The riot began in the marketplace as a spontaneous protest against a suspected profiteer. Since the traditional occupation of the Jews in the area was trade, the image of a profiteer was conflated with that of a Jew. Thus, the riot grew into an anti-Jewish pogrom.

But profiteering was only the excuse, taken from the old book of antisemitism. The real reason was fear that returning Jews would reclaim their property. After they were taken away to concentration camps, their homes were looted, and their possessions stolen as they were not expected to return alive. The frenzy was further instigated by the rumors that the Jews were stealing Christian children.

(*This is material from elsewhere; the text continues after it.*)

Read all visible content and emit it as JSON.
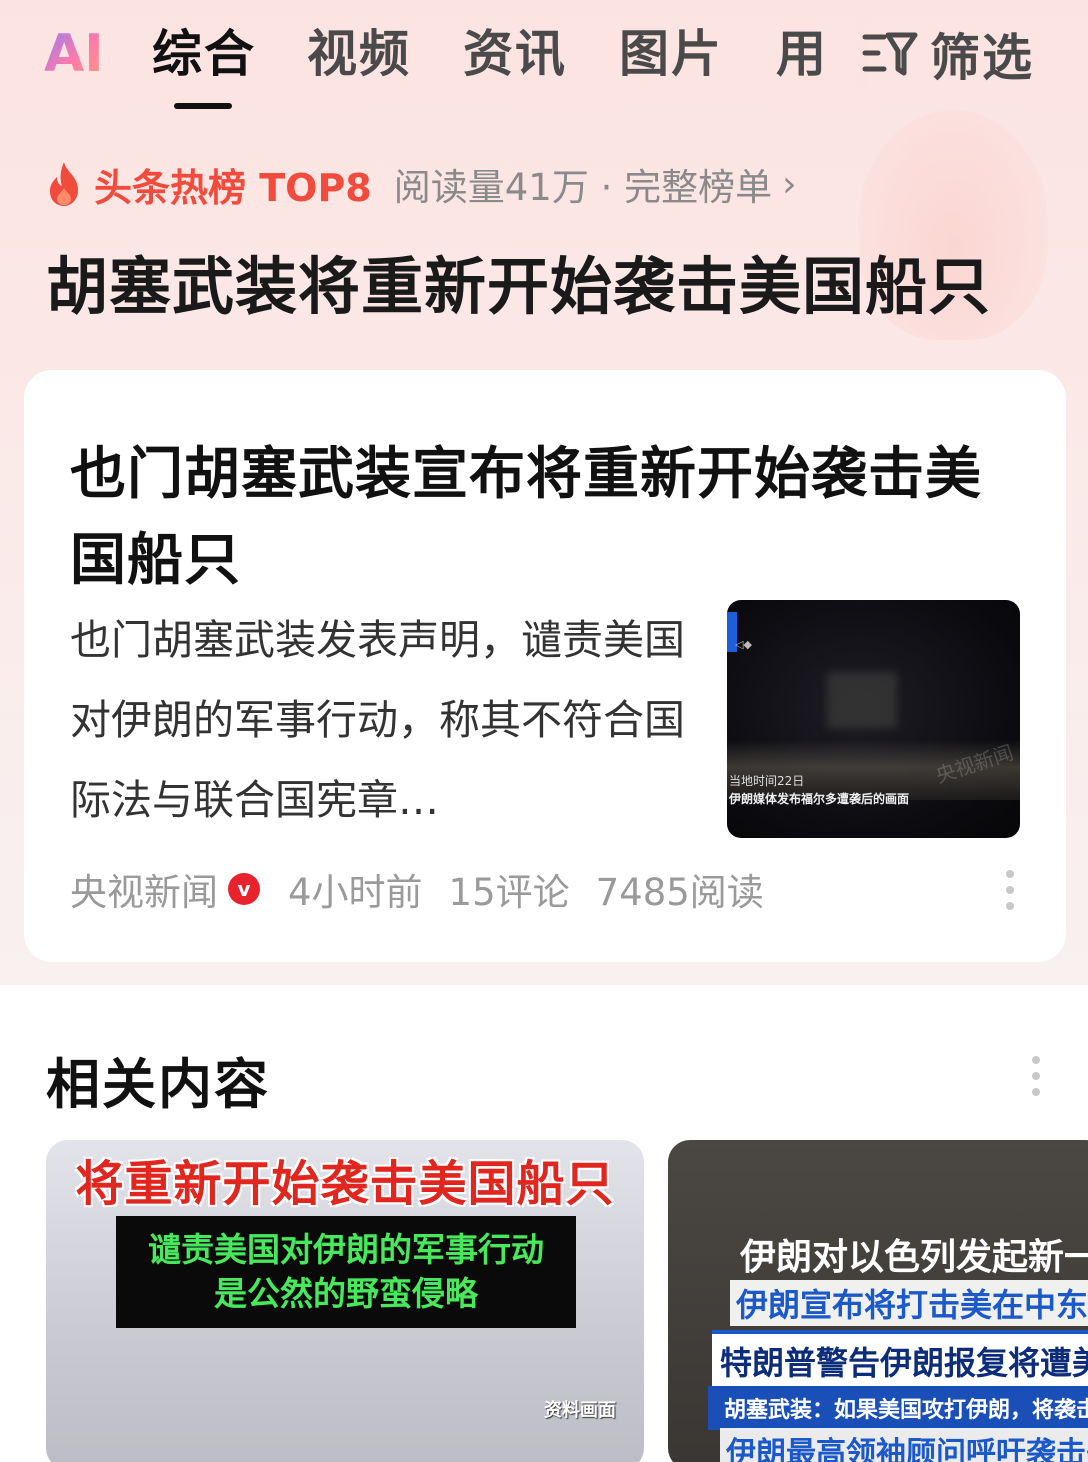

The historian Péter Apor made a peculiar observation about the subsequent trial of the pogromists: "The People's Tribunal managed to produce a narrative of an antisemitic pogrom without involving the Jewish victims." The pogrom was portrayed as a resurgence of fascism pitched against the nascent people's democracy.

On 26 July 1946, ten rioters were convicted of having instigated and participated in the violence. Three were sentenced to death. Two others were sentenced to 15-years in prison with hard labor each. A police officer who was involved received a 6-year sentence, while four youths were sentenced to reform schools. Several other defendants were acquitted.